Der angeschwärzte Regierungsrat geht nun per Strafanzeige wegen Verleumdung zur Gegenoffensive über. Die zitierte Passage des Einsatzprotokolls sei inhaltlich falsch, teilte sein Departement am Freitag mit. Der an besagtem Abend diensthabende Offizier Major Peter Kötter hält in der Mitteilung des Justizdepartements fest, dass es nie eine Anweisung des Departementsvorstehers gegeben habe. Am Freitag konnte polizeiintern schliesslich aufgeklärt werden, wie es zum verhängnisvollen Journal-Eintrag kam. «Es wurde auf gut Deutsch gesagt ein Seich protokolliert», sagte Polizeikommandant Gerhard Lips in einem Interview mit der «Basler Zeitung». Der Mitarbeiter könne sich nicht erklären, wie der Eintrag zustande kam.

Opfer eine Intrige?

Als weiteren Beleg für die «Unschuld» von Regierungsrat Dürr wurde am Freitag ein Memo mit dem Betreff «Aktuelles Anschauungsbeispiel Hausbesetzung» von ihm vom 3. Januar veröffentlicht. Darin legt er dar, auf welcher Ebene die politische Einflussnahme in die Polizeiarbeit stattfinden kann. Explizit hält er darin fest, dass auf der taktischen Ebene, also im konkreten Einsatz, die Hoheit allein bei der Einsatzleitung und dem Dienstoffizier liegt. «Keine Einmischung Departementsvorsteher oder Gesamtregierungsrat», schreibt Dürr.

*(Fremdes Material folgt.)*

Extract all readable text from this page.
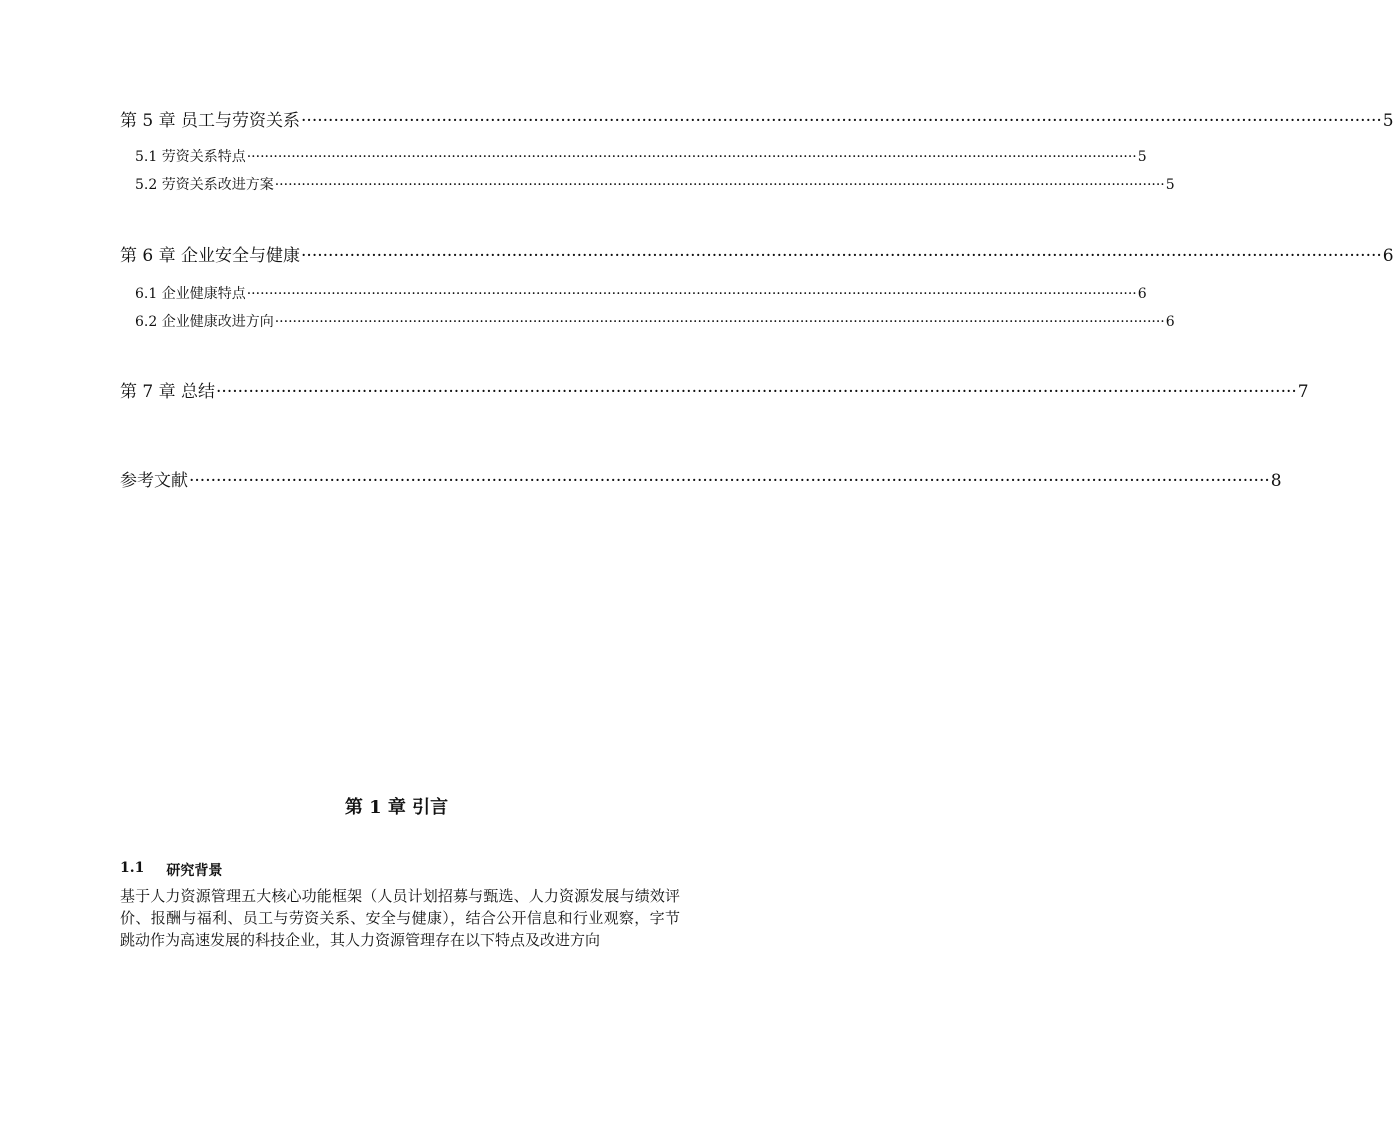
第 5 章 员工与劳资关系 ········································································································································································································ 5
5.1 劳资关系特点 ········································································································································································································ 5
5.2 劳资关系改进方案 ········································································································································································································ 5
第 6 章 企业安全与健康 ········································································································································································································ 6
6.1 企业健康特点 ········································································································································································································ 6
6.2 企业健康改进方向 ········································································································································································································ 6
第 7 章 总结 ········································································································································································································ 7
参考文献 ········································································································································································································ 8
第 1 章 引言
1.1 研究背景
基于人力资源管理五大核心功能框架（人员计划招募与甄选、人力资源发展与绩效评价、报酬与福利、员工与劳资关系、安全与健康），结合公开信息和行业观察，字节跳动作为高速发展的科技企业，其人力资源管理存在以下特点及改进方向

Obwohl mittlerweile geklärt ist, wie es zum falschen Eintrag im Einsatzprotokoll kam, hält Dürr an der Strafanzeige fest. Denn nach wie vor ist nicht bekannt, wie besagtes Protokoll an die Medien gelangte. Er fühle sich verleumdet, so Dürr in der Samstagsausgabe der «Basler Zeitung». Durch die Berichterstattung der Zeitung sei seine Glaubwürdigkeit angegriffen worden. Die Chancen, das Leck zu finden, sind allerdings klein, glauben Juristen im Grossen Rat. «Ich nehme an, dass es auch in diesem Fall zu keiner Verurteilung kommen wird», sagt David Jenny (FDP).

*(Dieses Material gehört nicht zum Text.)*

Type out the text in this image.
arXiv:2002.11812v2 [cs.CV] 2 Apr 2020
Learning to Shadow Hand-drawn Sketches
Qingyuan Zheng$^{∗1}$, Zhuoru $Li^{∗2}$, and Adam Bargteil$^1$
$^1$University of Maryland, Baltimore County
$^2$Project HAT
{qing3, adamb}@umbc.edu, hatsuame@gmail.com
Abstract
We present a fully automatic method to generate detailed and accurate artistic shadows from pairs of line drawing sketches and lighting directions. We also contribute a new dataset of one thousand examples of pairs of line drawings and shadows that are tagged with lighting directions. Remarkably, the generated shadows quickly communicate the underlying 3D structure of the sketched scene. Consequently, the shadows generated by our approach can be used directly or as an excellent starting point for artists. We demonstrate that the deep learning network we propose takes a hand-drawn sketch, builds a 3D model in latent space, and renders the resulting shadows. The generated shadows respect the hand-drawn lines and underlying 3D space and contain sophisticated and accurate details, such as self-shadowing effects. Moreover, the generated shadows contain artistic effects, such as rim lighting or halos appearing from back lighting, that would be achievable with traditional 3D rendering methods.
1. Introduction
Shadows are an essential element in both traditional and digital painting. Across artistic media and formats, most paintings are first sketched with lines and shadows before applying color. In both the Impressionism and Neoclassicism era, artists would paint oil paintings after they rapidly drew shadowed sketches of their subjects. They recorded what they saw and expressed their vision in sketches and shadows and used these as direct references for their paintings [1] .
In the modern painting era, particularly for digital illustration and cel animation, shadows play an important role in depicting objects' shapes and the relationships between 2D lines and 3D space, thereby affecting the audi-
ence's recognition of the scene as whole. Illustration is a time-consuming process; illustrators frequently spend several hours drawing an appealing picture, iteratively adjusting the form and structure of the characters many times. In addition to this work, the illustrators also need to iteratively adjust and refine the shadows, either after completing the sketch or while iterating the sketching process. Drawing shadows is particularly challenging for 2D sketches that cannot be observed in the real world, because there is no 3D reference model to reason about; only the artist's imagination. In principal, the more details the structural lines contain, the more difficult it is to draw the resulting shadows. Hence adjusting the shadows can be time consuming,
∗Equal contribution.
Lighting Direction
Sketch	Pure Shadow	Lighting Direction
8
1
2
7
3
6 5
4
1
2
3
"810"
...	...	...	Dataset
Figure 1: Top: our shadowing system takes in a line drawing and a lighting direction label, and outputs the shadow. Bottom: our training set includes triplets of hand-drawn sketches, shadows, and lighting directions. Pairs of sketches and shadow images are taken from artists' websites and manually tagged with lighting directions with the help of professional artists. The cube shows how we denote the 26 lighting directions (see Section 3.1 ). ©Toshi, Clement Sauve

Schon Indiskretionen in anderen Departementen blieben bislang folgenlos. So wurden etwa inkriminierende Betreibungsregisterauszüge von Sibel Arslan (Basta!) oder Joel Tühring (SVP) den Medien zugespielt, ohne dass die Quelle je gefunden wurde.

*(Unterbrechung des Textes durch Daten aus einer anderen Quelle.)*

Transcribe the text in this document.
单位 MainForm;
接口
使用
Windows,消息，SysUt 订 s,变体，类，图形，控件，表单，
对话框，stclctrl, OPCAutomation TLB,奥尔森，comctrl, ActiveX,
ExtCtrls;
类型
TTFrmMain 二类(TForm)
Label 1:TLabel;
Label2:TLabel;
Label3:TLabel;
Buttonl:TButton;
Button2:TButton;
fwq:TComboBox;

Parlamentarische Interpellation

Zum Polizeieinsatz ging am Freitag auch eine parlamentarische Interpellation von Grossrat André Auderset (LDP) ein. Deren zentrale Frage: Warum wurde die Besetzung nicht schon zur Mittagszeit des 2. Januar beendet, bevor am Abend die grosse Party stieg? «Laut dem Vertreter der Eigentümerschaft war der Polizei bereits zur Mittagszeit aus dem Internet bekannt, dass zu einer massiven Ausweitung des kriminellen Handelns aufgerufen wurde», so Auderset. «Wäre es da nicht einfacher und logischer gewesen, das illegale Tun im Keim zu ersticken?»

Polizeikommandant Lips kontert diese Kritik im Interview mit der «Basler Zeitung»: Man habe widersprüchliche Informationen erhalten von den Betroffenen. «Das muss man alles verifizieren.

Sonst würden Sie mir vorwerfen, dass wir ohne Notwendigkeit interveniert haben.»